Welcome to the Encyclopedia of Suns! Many people are interested in astronomical research that touches on the relationship between astronomy and biology, or at least the possibility of biology on planets other than Earth. The popularity of research efforts such as the Search for Extraterrestrial Intelligence (SETI) and extrasolar planet discovery, especially among the public, shows how strong a hold these ideas have.
Every planet hunter and SETI observer has a favorite list of Sunlike "target stars": stars analyzed in detail for evidence of planets or potential alien radio or optical signals. Despite the enormous popularity of these programs, relatively little information on the target stars (or ones similar to them) is readily available, except when strong evidence for a planet has been found.

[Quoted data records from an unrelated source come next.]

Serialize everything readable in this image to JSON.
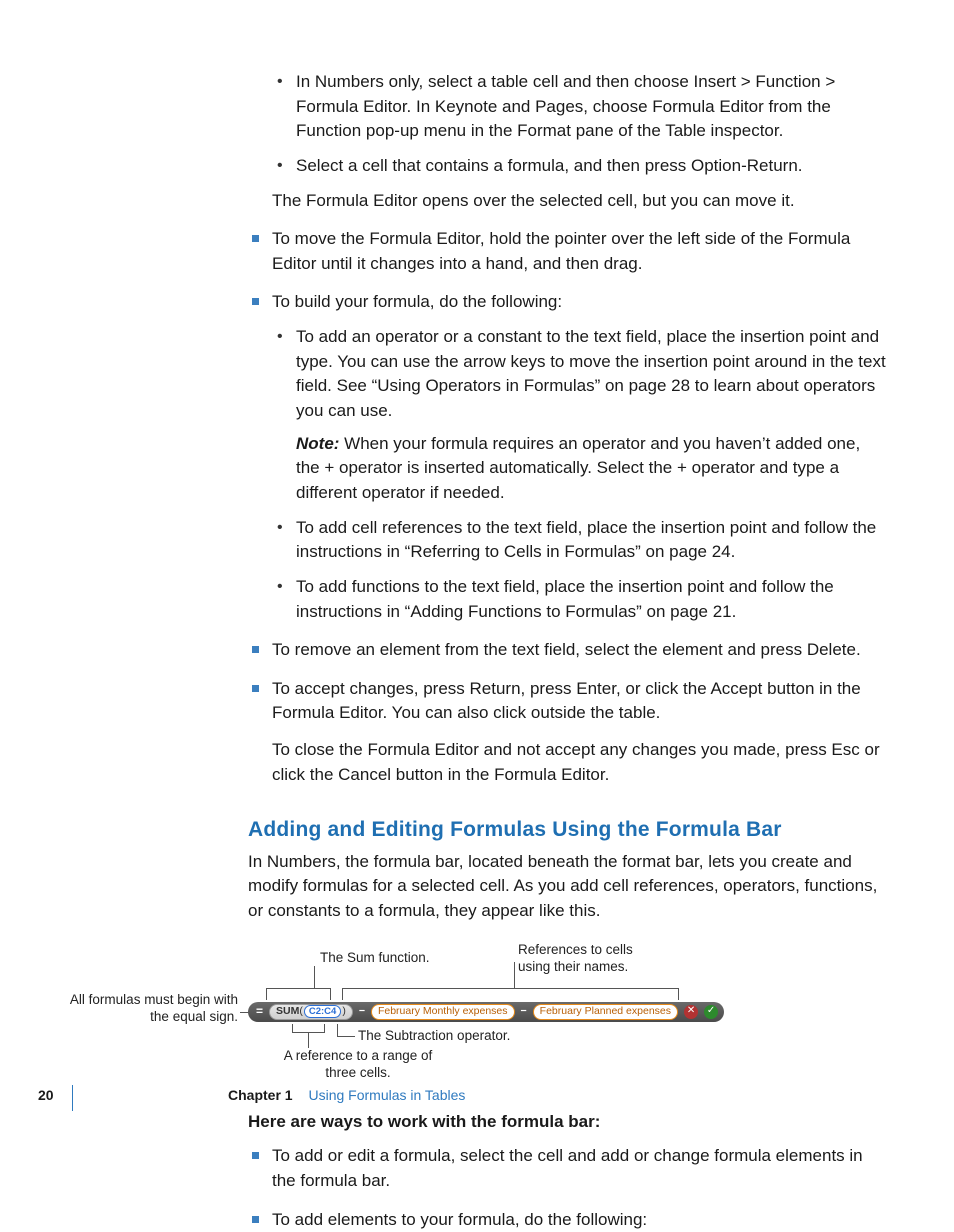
{
  "list1": {
    "sub1": "In Numbers only, select a table cell and then choose Insert > Function > Formula Editor. In Keynote and Pages, choose Formula Editor from the Function pop-up menu in the Format pane of the Table inspector.",
    "sub2": "Select a cell that contains a formula, and then press Option-Return.",
    "after": "The Formula Editor opens over the selected cell, but you can move it."
  },
  "items": {
    "move": "To move the Formula Editor, hold the pointer over the left side of the Formula Editor until it changes into a hand, and then drag.",
    "build": "To build your formula, do the following:",
    "build_sub1": "To add an operator or a constant to the text field, place the insertion point and type. You can use the arrow keys to move the insertion point around in the text field. See “Using Operators in Formulas” on page 28 to learn about operators you can use.",
    "note_label": "Note:",
    "note_body": "  When your formula requires an operator and you haven’t added one, the + operator is inserted automatically. Select the + operator and type a different operator if needed.",
    "build_sub2": "To add cell references to the text field, place the insertion point and follow the instructions in “Referring to Cells in Formulas” on page 24.",
    "build_sub3": "To add functions to the text field, place the insertion point and follow the instructions in “Adding Functions to Formulas” on page 21.",
    "remove": "To remove an element from the text field, select the element and press Delete.",
    "accept": "To accept changes, press Return, press Enter, or click the Accept button in the Formula Editor. You can also click outside the table.",
    "close": "To close the Formula Editor and not accept any changes you made, press Esc or click the Cancel button in the Formula Editor."
  },
  "section": {
    "heading": "Adding and Editing Formulas Using the Formula Bar",
    "intro": "In Numbers, the formula bar, located beneath the format bar, lets you create and modify formulas for a selected cell. As you add cell references, operators, functions, or constants to a formula, they appear like this."
  },
  "diagram": {
    "callout_left": "All formulas must begin with the equal sign.",
    "callout_sum": "The Sum function.",
    "callout_refs": "References to cells using their names.",
    "callout_minus": "The Subtraction operator.",
    "callout_range": "A reference to a range of three cells.",
    "eq": "=",
    "sum": "SUM",
    "range": "C2:C4",
    "minus": "−",
    "ref1": "February Monthly expenses",
    "ref2": "February Planned expenses",
    "cancel": "✕",
    "accept": "✓"
  },
  "ways": {
    "heading": "Here are ways to work with the formula bar:",
    "item1": "To add or edit a formula, select the cell and add or change formula elements in the formula bar.",
    "item2": "To add elements to your formula, do the following:"
  },
  "footer": {
    "page": "20",
    "chapter_label": "Chapter 1",
    "chapter_title": "Using Formulas in Tables"
  }
}
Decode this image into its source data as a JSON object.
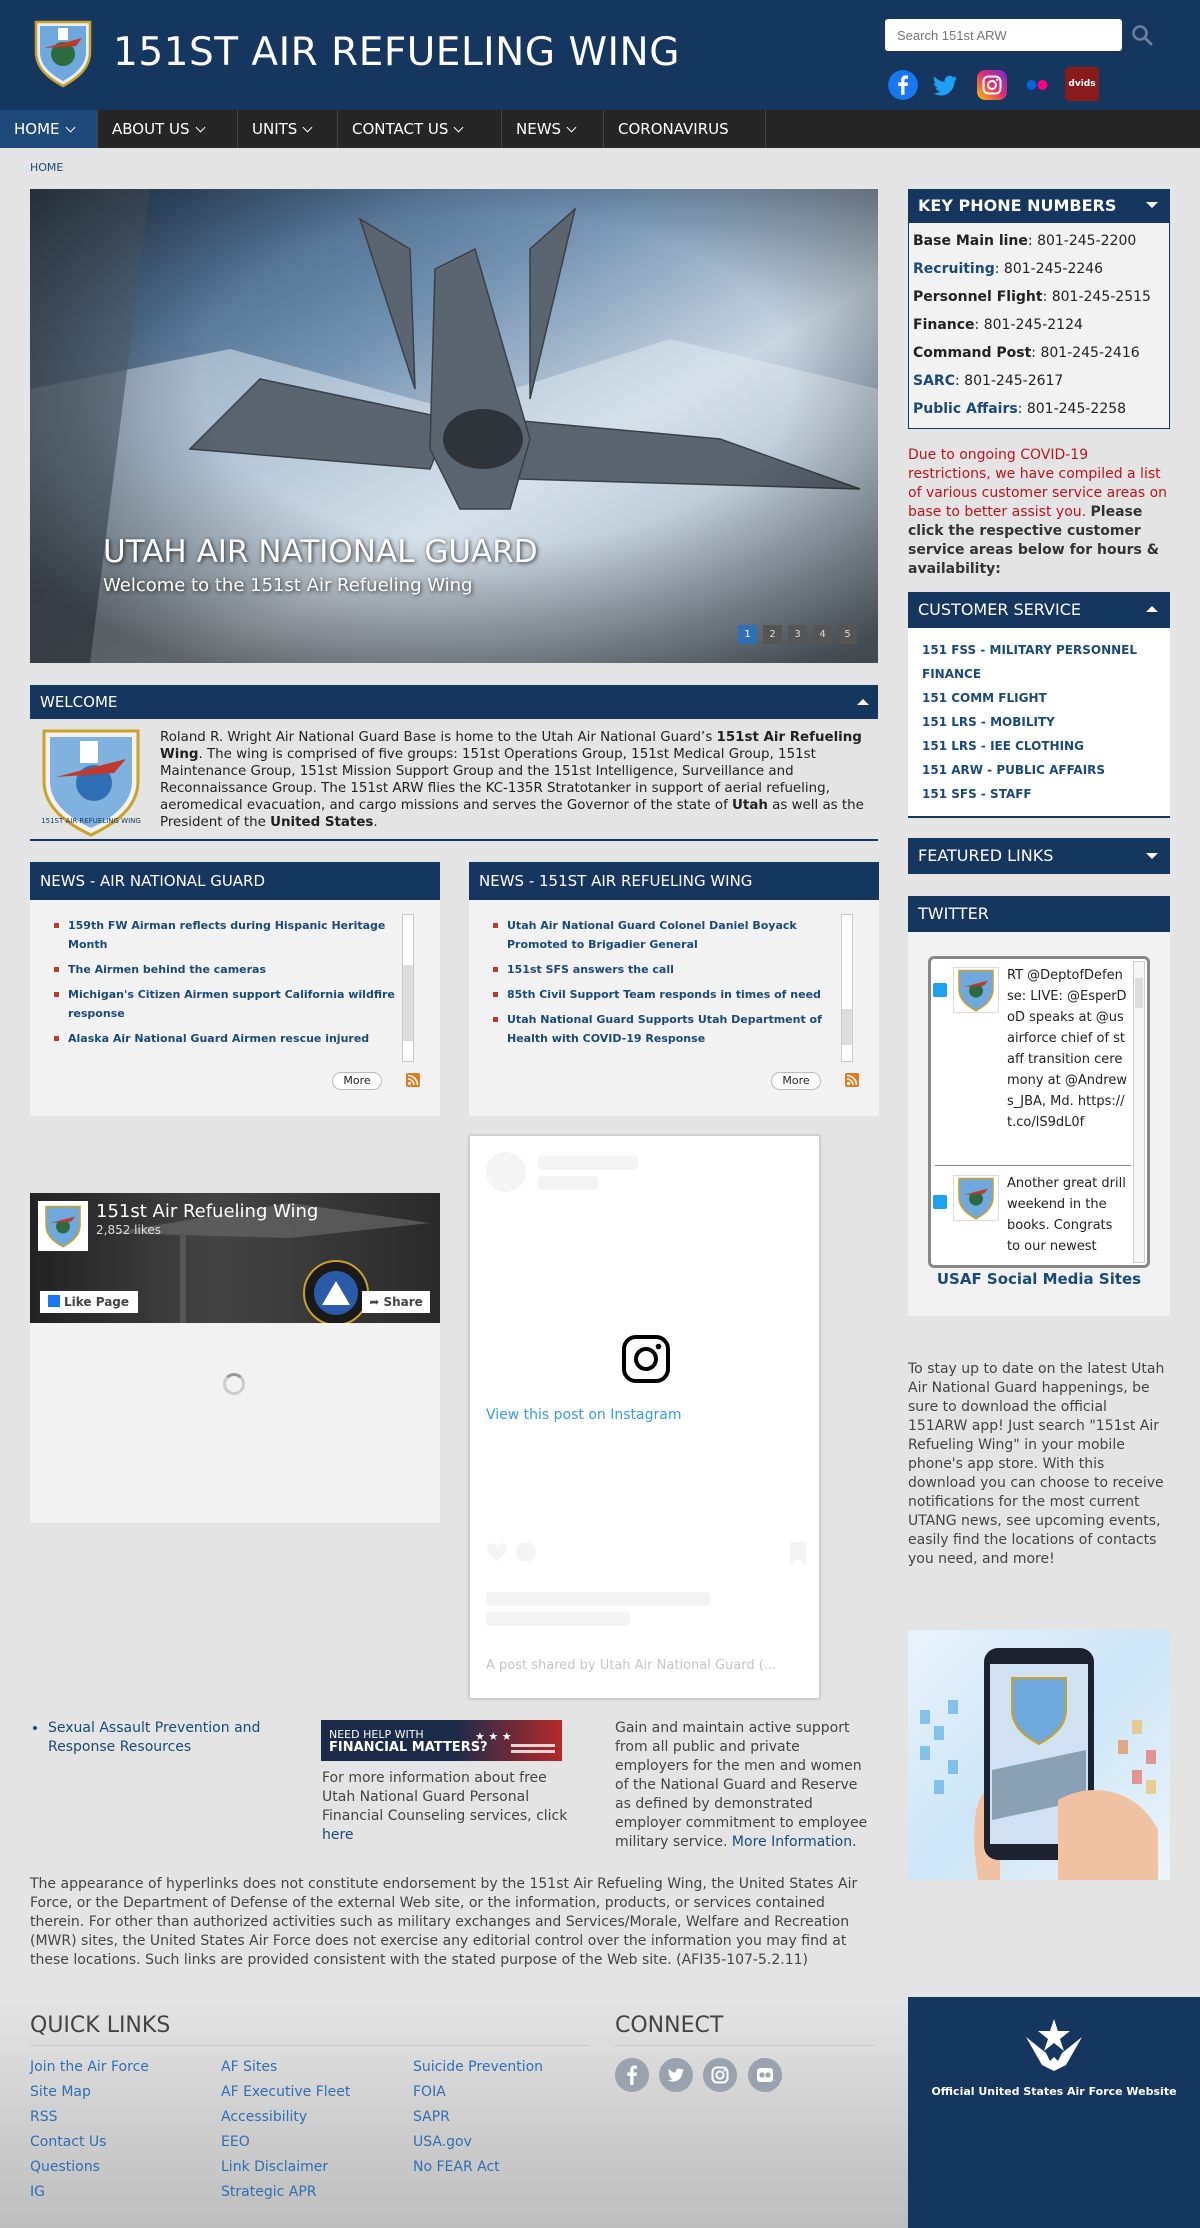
{
  "header": {
    "title": "151ST AIR REFUELING WING",
    "search_placeholder": "Search 151st ARW",
    "social_icons": [
      "facebook-icon",
      "twitter-icon",
      "instagram-icon",
      "flickr-icon",
      "dvids-icon"
    ],
    "dvids_label": "dvids"
  },
  "nav": {
    "items": [
      {
        "label": "HOME",
        "dropdown": true
      },
      {
        "label": "ABOUT US",
        "dropdown": true
      },
      {
        "label": "UNITS",
        "dropdown": true
      },
      {
        "label": "CONTACT US",
        "dropdown": true
      },
      {
        "label": "NEWS",
        "dropdown": true
      },
      {
        "label": "CORONAVIRUS",
        "dropdown": false
      }
    ]
  },
  "breadcrumb": "HOME",
  "hero": {
    "title": "UTAH AIR NATIONAL GUARD",
    "subtitle": "Welcome to the 151st Air Refueling Wing",
    "slides": [
      "1",
      "2",
      "3",
      "4",
      "5"
    ],
    "active_slide": 1
  },
  "welcome": {
    "heading": "WELCOME",
    "t1": "Roland R. Wright Air National Guard Base is home to the Utah Air National Guard’s ",
    "t2": "151st Air Refueling Wing",
    "t3": ". The wing is comprised of five groups: 151st Operations Group, 151st Medical Group, 151st Maintenance Group, 151st Mission Support Group and the 151st Intelligence, Surveillance and Reconnaissance Group. The 151st ARW flies the KC-135R Stratotanker in support of aerial refueling, aeromedical evacuation, and cargo missions and serves the Governor of the state of ",
    "t4": "Utah",
    "t5": " as well as the President of the ",
    "t6": "United States",
    "t7": "."
  },
  "news_ang": {
    "heading": "NEWS - AIR NATIONAL GUARD",
    "items": [
      "159th FW Airman reflects during Hispanic Heritage Month",
      "The Airmen behind the cameras",
      "Michigan's Citizen Airmen support California wildfire response",
      "Alaska Air National Guard Airmen rescue injured"
    ],
    "more": "More"
  },
  "news_151": {
    "heading": "NEWS - 151ST AIR REFUELING WING",
    "items": [
      "Utah Air National Guard Colonel Daniel Boyack Promoted to Brigadier General",
      "151st SFS answers the call",
      "85th Civil Support Team responds in times of need",
      "Utah National Guard Supports Utah Department of Health with COVID-19 Response"
    ],
    "more": "More"
  },
  "facebook": {
    "page_name": "151st Air Refueling Wing",
    "likes": "2,852 likes",
    "like_button": "Like Page",
    "share_button": "Share"
  },
  "instagram": {
    "view_post": "View this post on Instagram",
    "credit": "A post shared by Utah Air National Guard (..."
  },
  "phones": {
    "heading": "KEY PHONE NUMBERS",
    "items": [
      {
        "label": "Base Main line",
        "sep": ": ",
        "number": "801-245-2200",
        "link": false
      },
      {
        "label": "Recruiting",
        "sep": ": ",
        "number": "801-245-2246",
        "link": true
      },
      {
        "label": "Personnel Flight",
        "sep": ": ",
        "number": "801-245-2515",
        "link": false
      },
      {
        "label": "Finance",
        "sep": ": ",
        "number": "801-245-2124",
        "link": false
      },
      {
        "label": "Command Post",
        "sep": ": ",
        "number": "801-245-2416",
        "link": false
      },
      {
        "label": "SARC",
        "sep": ": ",
        "number": "801-245-2617",
        "link": true
      },
      {
        "label": "Public Affairs",
        "sep": ": ",
        "number": "801-245-2258",
        "link": true
      }
    ]
  },
  "covid_notice": {
    "red": "Due to ongoing COVID-19 restrictions, we have compiled a list of various customer service areas on base to better assist you. ",
    "bold": "Please click the respective customer service areas below for hours & availability:"
  },
  "customer_service": {
    "heading": "CUSTOMER SERVICE",
    "links": [
      "151 FSS - MILITARY PERSONNEL FINANCE",
      "151 COMM FLIGHT",
      "151 LRS - MOBILITY",
      "151 LRS - IEE CLOTHING",
      "151 ARW - PUBLIC AFFAIRS",
      "151 SFS - STAFF"
    ]
  },
  "featured_links": {
    "heading": "FEATURED LINKS"
  },
  "twitter": {
    "heading": "TWITTER",
    "tweets": [
      "RT @DeptofDefense: LIVE: @EsperDoD speaks at @usairforce chief of staff transition ceremony at @Andrews_JBA, Md. https://t.co/lS9dL0f",
      "Another great drill weekend in the books. Congrats to our newest"
    ],
    "social_sites": "USAF Social Media Sites"
  },
  "app_promo": "To stay up to date on the latest Utah Air National Guard happenings, be sure to download the official 151ARW app! Just search \"151st Air Refueling Wing\" in your mobile phone's app store. With this download you can choose to receive notifications for the most current UTANG news, see upcoming events, easily find the locations of contacts you need, and more!",
  "sapr_link": "Sexual Assault Prevention and Response Resources",
  "financial": {
    "banner_l1": "NEED HELP WITH",
    "banner_l2": "FINANCIAL MATTERS?",
    "text": "For more information about free Utah National Guard Personal Financial Counseling services, click ",
    "link": "here"
  },
  "esgr": {
    "text": "Gain and maintain active support from all public and private employers for the men and women of the National Guard and Reserve as defined by demonstrated employer commitment to employee military service. ",
    "link": "More Information."
  },
  "disclaimer": "The appearance of hyperlinks does not constitute endorsement by the 151st Air Refueling Wing, the United States Air Force, or the Department of Defense of the external Web site, or the information, products, or services contained therein. For other than authorized activities such as military exchanges and Services/Morale, Welfare and Recreation (MWR) sites, the United States Air Force does not exercise any editorial control over the information you may find at these locations. Such links are provided consistent with the stated purpose of the Web site. (AFI35-107-5.2.11)",
  "footer": {
    "quick_links_title": "QUICK LINKS",
    "col1": [
      "Join the Air Force",
      "Site Map",
      "RSS",
      "Contact Us",
      "Questions",
      "IG"
    ],
    "col2": [
      "AF Sites",
      "AF Executive Fleet",
      "Accessibility",
      "EEO",
      "Link Disclaimer",
      "Strategic APR"
    ],
    "col3": [
      "Suicide Prevention",
      "FOIA",
      "SAPR",
      "USA.gov",
      "No FEAR Act"
    ],
    "connect_title": "CONNECT",
    "connect_icons": [
      "facebook-icon",
      "twitter-icon",
      "instagram-icon",
      "flickr-icon"
    ],
    "usaf_label": "Official United States Air Force Website"
  },
  "colors": {
    "header_bg": "#14365f",
    "nav_bg": "#262626",
    "nav_active": "#1d4a7a",
    "link": "#1a4a7a",
    "alert_red": "#c0141c",
    "page_bg": "#e4e4e4"
  }
}
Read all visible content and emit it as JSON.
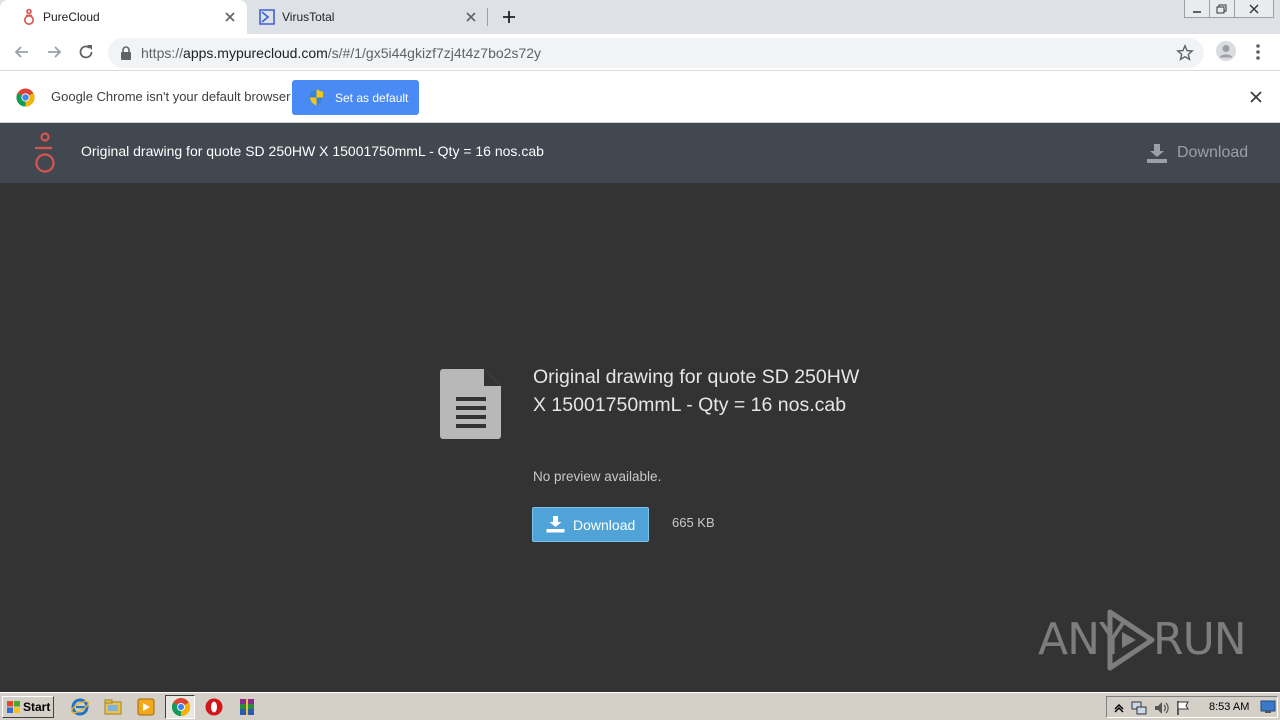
{
  "browser": {
    "tabs": [
      {
        "title": "PureCloud",
        "active": true
      },
      {
        "title": "VirusTotal",
        "active": false
      }
    ],
    "url": {
      "scheme": "https://",
      "host": "apps.mypurecloud.com",
      "path": "/s/#/1/gx5i44gkizf7zj4t4z7bo2s72y"
    },
    "infobar": {
      "message": "Google Chrome isn't your default browser",
      "button_label": "Set as default"
    }
  },
  "app": {
    "header_title": "Original drawing for quote SD 250HW X 15001750mmL - Qty = 16 nos.cab",
    "header_download_label": "Download",
    "file": {
      "name": "Original drawing for quote SD 250HW X 15001750mmL - Qty = 16 nos.cab",
      "preview_message": "No preview available.",
      "download_label": "Download",
      "size": "665 KB"
    },
    "colors": {
      "header_bg": "#424850",
      "content_bg": "#333333",
      "download_button": "#4fa3d6",
      "brand_accent": "#d9534f"
    }
  },
  "watermark": {
    "left": "ANY",
    "right": "RUN"
  },
  "taskbar": {
    "start_label": "Start",
    "clock": "8:53 AM"
  }
}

This is where the Encyclopedia of Suns comes in. I've not only identified which stars near the Sun are, overall, highly Sunlike, I've also added other information that's not always apparent: the star's brightness compared to the Sun's, any planets or companion stars, and chemical composition information (if you want Earthlike planets, it helps to have stuff like iron and silicon, as well as hydrogen and helium). The Encyclopedia of Suns contains all of this information, whenever it's available, as well as star charts showing the location of each star in Earth's sky. With the Encyclopedia and some knowledge of the night sky, you can go out and find many of these stars yourself!
Currently, the Encyclopedia of Suns contains over 100 stars within 50 light years (15.3 parsecs) from the Sun. It contains all stars within that distance that meet specific criteria for being plausible locations for Earthlike planets. It also has some stars outside the 50 light year limit: those that are not only Sunlike, but which also have one or more planets orbiting them.